Vu l'importance croissante des hommages nationaux dans l'emploi du temps du président (et le temps, c'est de l'argent), on pourrait peut-être confier ces hommages aux professionnels qui siègent à l'Académie française et qui ont déjà un pied dans la tombe ?
- Le caricaturiste et bédéaste Pétillon a eu droit aussi à quelques hommages. Même les dessinateurs lepénistes se sont inclinés devant sa tombe ! Toutes les idéologies communieraient-elles dans la mort ?
L'hommage de Nono dans "Le Télégramme" (quotidien breton) (1er oct.), n'est pas beaucoup moins absurde. Il fournit le mode d'emploi de l'éloge funèbre dessiné :
- au passage, Nono en profite pour s'incliner devant un vivant, le ministre Le Drian, promu ici emblème de la Bretagne (à moins qu'il ne fût collectionneur des dédicaces de Pétillon ?).

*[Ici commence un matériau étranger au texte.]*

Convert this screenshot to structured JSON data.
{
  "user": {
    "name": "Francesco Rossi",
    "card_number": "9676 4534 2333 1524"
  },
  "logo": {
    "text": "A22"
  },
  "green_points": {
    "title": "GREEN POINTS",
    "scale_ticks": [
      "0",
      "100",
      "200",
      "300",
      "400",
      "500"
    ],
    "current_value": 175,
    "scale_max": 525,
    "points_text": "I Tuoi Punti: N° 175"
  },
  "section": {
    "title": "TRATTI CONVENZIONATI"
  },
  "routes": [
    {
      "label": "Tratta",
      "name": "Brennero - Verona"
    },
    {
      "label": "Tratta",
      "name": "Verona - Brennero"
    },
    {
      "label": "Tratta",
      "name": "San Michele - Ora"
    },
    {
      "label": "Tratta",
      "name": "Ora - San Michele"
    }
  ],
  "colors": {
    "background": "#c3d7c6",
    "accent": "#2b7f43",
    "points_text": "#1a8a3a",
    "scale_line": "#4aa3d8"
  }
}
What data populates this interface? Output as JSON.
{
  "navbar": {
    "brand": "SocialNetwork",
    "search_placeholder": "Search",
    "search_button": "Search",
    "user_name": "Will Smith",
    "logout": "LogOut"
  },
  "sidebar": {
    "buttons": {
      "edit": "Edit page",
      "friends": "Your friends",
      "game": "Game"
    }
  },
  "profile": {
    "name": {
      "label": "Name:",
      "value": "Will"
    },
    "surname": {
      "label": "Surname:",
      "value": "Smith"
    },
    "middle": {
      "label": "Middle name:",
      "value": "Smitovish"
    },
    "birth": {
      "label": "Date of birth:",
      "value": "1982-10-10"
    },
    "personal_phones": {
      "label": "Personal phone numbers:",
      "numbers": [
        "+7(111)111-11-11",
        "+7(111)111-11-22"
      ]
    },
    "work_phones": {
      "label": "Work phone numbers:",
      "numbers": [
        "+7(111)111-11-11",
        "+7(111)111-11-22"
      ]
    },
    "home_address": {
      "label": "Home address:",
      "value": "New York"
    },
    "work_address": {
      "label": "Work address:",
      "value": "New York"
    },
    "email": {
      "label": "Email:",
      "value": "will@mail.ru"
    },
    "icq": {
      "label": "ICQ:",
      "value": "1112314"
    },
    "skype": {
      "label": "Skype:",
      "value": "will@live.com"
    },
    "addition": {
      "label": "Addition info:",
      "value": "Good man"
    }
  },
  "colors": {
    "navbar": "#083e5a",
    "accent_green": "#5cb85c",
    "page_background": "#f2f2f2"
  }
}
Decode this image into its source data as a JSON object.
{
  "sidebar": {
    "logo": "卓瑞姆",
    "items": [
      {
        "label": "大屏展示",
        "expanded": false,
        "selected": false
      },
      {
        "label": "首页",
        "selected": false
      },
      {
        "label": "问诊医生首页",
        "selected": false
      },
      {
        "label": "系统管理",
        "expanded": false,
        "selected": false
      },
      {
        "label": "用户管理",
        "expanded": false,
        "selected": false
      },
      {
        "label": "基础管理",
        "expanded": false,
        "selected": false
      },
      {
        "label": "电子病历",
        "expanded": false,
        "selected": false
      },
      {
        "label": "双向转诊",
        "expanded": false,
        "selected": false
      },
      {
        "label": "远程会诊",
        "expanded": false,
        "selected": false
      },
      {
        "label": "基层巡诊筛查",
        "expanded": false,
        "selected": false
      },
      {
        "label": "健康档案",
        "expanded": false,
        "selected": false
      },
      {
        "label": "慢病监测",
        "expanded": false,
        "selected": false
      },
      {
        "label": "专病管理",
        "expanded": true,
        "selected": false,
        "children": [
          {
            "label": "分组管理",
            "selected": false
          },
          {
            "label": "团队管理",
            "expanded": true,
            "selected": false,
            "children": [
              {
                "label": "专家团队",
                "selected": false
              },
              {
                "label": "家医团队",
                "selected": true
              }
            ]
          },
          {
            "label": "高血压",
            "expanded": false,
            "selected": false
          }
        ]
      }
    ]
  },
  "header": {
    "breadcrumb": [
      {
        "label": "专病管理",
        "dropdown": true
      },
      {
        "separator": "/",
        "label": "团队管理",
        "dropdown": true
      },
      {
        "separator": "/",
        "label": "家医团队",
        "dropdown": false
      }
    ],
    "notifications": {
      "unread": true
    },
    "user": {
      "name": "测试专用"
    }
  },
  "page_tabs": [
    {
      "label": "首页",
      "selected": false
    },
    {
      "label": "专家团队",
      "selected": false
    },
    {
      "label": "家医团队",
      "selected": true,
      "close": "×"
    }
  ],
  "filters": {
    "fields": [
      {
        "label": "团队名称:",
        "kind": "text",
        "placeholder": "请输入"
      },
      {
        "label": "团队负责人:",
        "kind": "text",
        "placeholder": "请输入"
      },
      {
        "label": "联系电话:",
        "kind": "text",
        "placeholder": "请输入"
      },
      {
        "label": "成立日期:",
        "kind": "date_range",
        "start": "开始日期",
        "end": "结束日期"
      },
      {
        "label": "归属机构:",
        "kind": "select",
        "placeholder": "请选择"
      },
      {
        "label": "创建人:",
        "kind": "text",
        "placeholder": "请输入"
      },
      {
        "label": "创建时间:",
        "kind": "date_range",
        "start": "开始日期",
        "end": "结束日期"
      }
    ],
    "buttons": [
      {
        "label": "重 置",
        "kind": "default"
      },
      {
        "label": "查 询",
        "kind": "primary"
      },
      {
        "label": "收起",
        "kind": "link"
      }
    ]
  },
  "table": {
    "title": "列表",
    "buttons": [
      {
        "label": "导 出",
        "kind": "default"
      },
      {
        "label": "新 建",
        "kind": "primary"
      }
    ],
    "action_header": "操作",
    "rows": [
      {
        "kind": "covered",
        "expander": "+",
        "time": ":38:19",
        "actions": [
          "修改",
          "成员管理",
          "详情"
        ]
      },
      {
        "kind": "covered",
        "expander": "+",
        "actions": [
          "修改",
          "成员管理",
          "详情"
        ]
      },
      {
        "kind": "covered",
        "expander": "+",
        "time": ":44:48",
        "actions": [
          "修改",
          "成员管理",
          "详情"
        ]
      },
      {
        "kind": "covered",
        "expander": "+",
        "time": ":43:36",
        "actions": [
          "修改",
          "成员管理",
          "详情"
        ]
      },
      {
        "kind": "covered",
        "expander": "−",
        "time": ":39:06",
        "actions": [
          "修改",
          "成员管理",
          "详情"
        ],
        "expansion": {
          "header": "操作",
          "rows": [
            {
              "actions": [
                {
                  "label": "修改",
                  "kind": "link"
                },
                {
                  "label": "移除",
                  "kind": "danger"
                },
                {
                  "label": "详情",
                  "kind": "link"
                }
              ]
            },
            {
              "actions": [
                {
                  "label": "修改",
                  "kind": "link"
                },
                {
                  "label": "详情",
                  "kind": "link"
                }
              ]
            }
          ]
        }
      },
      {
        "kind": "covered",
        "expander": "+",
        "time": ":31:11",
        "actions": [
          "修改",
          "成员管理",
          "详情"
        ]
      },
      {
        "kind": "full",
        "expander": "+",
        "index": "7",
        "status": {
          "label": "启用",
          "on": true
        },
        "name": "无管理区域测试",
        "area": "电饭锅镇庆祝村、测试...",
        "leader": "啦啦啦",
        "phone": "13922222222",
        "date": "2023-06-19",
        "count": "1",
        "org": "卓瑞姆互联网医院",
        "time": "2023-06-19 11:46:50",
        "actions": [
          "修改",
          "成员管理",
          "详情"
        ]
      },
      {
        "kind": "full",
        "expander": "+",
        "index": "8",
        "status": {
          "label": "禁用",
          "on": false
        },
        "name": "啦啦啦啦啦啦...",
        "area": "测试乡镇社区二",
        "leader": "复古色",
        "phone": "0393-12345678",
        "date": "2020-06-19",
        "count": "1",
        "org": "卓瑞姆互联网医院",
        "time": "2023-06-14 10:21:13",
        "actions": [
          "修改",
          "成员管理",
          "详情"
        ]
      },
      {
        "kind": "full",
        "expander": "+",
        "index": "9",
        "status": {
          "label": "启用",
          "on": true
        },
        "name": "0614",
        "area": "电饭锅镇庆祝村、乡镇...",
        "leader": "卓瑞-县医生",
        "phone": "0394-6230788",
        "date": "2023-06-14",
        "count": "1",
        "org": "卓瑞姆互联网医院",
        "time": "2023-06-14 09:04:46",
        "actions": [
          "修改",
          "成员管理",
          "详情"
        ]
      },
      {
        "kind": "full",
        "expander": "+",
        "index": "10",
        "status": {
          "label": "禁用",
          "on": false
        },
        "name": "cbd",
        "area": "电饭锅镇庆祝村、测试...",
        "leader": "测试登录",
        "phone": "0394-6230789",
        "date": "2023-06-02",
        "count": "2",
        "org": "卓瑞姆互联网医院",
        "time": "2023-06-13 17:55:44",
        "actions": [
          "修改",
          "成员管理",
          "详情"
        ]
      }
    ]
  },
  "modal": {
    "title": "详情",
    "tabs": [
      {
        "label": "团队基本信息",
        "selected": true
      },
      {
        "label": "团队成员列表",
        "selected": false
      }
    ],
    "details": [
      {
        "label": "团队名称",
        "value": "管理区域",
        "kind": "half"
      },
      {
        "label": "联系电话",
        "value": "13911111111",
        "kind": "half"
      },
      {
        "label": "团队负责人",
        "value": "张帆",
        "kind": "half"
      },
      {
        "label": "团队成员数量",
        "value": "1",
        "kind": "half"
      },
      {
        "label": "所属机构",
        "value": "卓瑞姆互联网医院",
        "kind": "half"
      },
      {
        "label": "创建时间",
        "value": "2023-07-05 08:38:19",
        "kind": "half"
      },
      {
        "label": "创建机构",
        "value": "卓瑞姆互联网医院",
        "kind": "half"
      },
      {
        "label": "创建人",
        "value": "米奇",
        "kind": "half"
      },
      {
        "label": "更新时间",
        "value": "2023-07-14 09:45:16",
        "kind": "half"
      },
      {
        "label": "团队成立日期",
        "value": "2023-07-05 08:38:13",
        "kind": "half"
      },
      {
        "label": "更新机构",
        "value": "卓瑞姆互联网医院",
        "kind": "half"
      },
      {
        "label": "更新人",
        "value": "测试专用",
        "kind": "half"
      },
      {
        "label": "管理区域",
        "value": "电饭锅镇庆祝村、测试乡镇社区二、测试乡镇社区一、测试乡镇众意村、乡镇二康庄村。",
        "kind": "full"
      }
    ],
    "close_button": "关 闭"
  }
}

- Dieu est aussi représenté, en hommage aux lecteurs démocrates-chrétiens du "Télégramme" - à moins qu'il ne s'agisse du "grand architecte" de Voltaire ?
+ Nicolas Bourriaud écrit dans le magazine "Beaux-Arts" (oct. 2018), après avoir longuement éreinté l'artiste chinois Ai Weiwei, qualifié entre autres "d'artiste pulsionnel qu'attendait Facebook" :
- L'incapacité des médias à abriter en leur sein la moindre réflexion critique sur l'art, au profit de l'enregistrement pavlovien des étiquettes de prix et du nombre de followers agrippés aux artistes ne pourra que fabriquer des Ai Weiwei à la chaîne : la grande imposture de l'art contemporain (...) c'est avant tout celle de ses commentateurs.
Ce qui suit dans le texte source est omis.